Va-t-il tenir encore longtemps ? À Kango, le pont de la rivière Medjeingne, en plein centre-ville, à la place de l’Indépendance, se creuse et se fissure sous les pas des piétons et le poids des véhicules. Pendant que la commune aligne les chantiers, cet ouvrage stratégique, lui, attend toujours son sauvetage..

Le dessous du pont qui ne cesse de se creuser, le 2 juillet 2026 à kango. © GabonReview
Le 4 juillet 2026, une équipe de GabonReview a pu constater sur place l’ampleur des dommages. Le pont présente un affaissement visible de ses abords, avec une importante cavité creusée sous la chaussée, des fissures marquées sur les dalles latérales et des éléments de soutènement fortement détériorés. À certains endroits, la terre a été emportée sous la structure, laissant apparaître des pans entiers rongés par l’érosion. Le canal de drainage situé sous l’ouvrage, lui aussi endommagé, témoigne d’un affaiblissement plus profond de l’ensemble.

Le pont des deux côtés. © GabonReview
Au-delà de la dégradation matérielle, c’est surtout la sécurité des usagers qui alarme. Pour les riverains, le pont Medjeingne n’offre plus toutes les garanties nécessaires, notamment pour les enfants et les piétons qui le traversent chaque jour. «On n’est pas en sécurité. Moi, quand je passe sur le pont avec les enfants, je leur demande de marcher au milieu. Ce n’est pas possible», confie A.L., une habitante du secteur. Un témoignage qui résume à lui seul l’inquiétude grandissante autour de cet ouvrage pourtant central dans la vie quotidienne de la commune.

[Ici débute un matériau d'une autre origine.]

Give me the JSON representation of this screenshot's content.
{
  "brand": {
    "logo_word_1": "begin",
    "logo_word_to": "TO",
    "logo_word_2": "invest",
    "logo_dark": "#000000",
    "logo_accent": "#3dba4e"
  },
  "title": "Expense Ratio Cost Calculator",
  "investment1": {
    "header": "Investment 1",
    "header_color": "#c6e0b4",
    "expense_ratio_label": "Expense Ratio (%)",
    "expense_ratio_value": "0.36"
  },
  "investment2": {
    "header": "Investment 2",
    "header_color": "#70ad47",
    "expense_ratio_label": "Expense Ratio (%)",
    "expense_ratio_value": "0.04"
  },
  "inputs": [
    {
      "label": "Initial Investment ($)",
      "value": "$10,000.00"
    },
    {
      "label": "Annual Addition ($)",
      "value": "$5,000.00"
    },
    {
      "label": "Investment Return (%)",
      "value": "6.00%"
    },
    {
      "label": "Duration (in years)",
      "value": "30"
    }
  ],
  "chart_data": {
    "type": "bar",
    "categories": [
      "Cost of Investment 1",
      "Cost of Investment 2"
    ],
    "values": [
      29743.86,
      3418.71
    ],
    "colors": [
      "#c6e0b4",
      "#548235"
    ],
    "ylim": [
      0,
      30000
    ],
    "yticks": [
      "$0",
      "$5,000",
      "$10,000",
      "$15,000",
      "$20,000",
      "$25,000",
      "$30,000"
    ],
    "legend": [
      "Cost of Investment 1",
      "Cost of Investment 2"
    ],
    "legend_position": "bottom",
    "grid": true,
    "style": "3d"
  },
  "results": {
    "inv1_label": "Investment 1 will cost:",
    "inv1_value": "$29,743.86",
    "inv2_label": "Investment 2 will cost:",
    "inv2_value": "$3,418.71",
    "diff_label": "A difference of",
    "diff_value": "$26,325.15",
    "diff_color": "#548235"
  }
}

Une démolition pour réduire les risques
Pour cette riveraine, la situation est telle que des mesures radicales ne sont plus à exclure. Selon elle, une démolition de l’ouvrage, suivie de la mise en place d’une traversée provisoire, pourrait être envisagée, à l’image du dispositif de bac utilisé lors de la construction du pont de Kango. Une hypothèse qui traduit moins une volonté de rupture qu’un besoin pressant de sécurisation. Car l’état de l’ouvrage se dégrade au fil du temps, sans réponse à la hauteur des risques encourus.
Dans la commune, beaucoup y voient aussi l’occasion de remettre à niveau un pont en service de longue date, dont la réhabilitation apparaît désormais comme une nécessité.
À l’heure où Kango amorce plusieurs chantiers, le cas du pont Medjeingne rappelle que certaines infrastructures anciennes, pourtant essentielles à la mobilité urbaine, ne peuvent plus être reléguées au second plan. À la place de l’Indépendance, l’urgence n’est plus seulement celle de la rénovation : elle est désormais celle de la sécurisation d’un ouvrage devenu source de crainte pour les habitants.